The Cleveland-based banking company said it plans to seek regulatory approval to use the gain from the sale to repurchase shares of its common stock.
"For Key, the divestiture is consistent with our strategic focus on businesses that leverage the competitive advantages of our core relationship banking model," said Beth E. Mooney, the bank’s chairman and CEO, in a press release.
Under a new ownership structure, two of Victory's top executives, David Brown and Christopher Ohmacht, will continue to lead Victory and will be appointed to the company’s new board of directors along with two representatives from Crestview Partners, a New York private equity firm, and three independent directors. When the acquisition closes in the third quarter, Brown will become chief executive officer, and Ohmacht president of Victory.
The group will pay $246 million in cash and debt for the businesses.
“This new ownership structure will preserve our successful multi-boutique operating model and provide an opportunity for real equity ownership to our employees that will align our interests with those of our clients, today and well into the future,” Brown said in a statement. “From the day-to-day perspective of our clients and investment professionals, nothing significant will change. Strategically, we will have an ownership structure that provides our firm with the ability to drive future growth and to continue delivering leading investment performance and high quality service to our clients.”

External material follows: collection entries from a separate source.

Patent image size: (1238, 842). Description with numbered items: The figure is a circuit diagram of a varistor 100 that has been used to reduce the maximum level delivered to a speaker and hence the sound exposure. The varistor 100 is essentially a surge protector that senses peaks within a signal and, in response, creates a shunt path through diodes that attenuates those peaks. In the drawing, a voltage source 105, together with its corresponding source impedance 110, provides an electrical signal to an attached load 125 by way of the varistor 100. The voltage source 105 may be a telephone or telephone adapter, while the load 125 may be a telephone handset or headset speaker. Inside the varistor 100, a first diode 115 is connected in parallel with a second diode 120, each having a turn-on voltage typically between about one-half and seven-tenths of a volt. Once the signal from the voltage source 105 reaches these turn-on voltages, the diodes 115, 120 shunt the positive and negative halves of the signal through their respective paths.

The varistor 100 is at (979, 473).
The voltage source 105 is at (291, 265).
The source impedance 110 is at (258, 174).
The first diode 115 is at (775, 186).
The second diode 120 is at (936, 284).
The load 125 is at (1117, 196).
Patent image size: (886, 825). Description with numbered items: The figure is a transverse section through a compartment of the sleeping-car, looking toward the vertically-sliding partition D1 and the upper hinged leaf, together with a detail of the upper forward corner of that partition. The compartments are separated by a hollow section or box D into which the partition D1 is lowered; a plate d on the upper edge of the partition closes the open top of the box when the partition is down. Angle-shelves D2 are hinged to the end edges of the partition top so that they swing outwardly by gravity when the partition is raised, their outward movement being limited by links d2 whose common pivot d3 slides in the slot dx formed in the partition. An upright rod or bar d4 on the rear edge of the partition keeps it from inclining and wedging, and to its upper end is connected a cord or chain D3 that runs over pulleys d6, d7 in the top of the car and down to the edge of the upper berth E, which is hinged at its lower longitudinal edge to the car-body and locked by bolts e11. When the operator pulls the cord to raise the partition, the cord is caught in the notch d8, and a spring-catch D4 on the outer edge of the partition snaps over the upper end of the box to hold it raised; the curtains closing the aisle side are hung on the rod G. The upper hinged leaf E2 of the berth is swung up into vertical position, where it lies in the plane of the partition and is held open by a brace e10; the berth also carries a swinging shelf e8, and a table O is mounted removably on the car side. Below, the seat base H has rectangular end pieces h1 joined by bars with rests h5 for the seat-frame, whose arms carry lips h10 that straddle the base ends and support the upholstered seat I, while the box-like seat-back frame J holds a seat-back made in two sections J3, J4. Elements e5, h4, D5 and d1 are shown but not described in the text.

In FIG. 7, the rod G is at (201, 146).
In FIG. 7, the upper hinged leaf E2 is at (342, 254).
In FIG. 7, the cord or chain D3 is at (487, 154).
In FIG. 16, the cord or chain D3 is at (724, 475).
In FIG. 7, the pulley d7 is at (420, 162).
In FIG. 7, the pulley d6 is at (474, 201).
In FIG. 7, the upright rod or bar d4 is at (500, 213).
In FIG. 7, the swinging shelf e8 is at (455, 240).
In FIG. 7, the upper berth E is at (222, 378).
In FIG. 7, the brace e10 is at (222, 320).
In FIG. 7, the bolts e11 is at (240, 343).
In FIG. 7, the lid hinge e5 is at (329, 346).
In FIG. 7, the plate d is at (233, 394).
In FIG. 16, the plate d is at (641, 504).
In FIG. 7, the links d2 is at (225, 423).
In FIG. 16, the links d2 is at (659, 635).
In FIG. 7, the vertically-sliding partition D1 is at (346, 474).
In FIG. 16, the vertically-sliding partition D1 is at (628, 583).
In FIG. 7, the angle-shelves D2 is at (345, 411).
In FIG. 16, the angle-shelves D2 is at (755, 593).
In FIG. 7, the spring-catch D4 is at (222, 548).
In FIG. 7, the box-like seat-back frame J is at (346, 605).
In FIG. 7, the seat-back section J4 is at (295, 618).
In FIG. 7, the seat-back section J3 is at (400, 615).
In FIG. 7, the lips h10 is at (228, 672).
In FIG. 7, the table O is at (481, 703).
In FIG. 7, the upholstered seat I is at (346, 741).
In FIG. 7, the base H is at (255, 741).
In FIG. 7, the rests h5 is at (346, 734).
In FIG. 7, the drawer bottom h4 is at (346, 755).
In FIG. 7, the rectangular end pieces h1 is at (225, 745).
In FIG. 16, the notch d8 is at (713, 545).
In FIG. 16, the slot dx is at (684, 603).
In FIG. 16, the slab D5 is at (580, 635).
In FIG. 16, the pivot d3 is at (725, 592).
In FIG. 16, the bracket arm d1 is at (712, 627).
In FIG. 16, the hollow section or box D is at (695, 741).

Victory, which is based in Cleveland and has offices in New York, Cincinnati, Denver and Tampa, Fla., managed and advised approximately $22.1 billion in equity and fixed income assets on behalf of institutional and individual investors as of Dec. 31.
Victory manages 19 mutual funds, the Victory Funds, and also offers retail and retirement clients separately managed accounts through wrap fee programs and access to its investment models through unified managed accounts.
Victory had $7.4 billion in retail assets under management and advisement as of Dec. 31.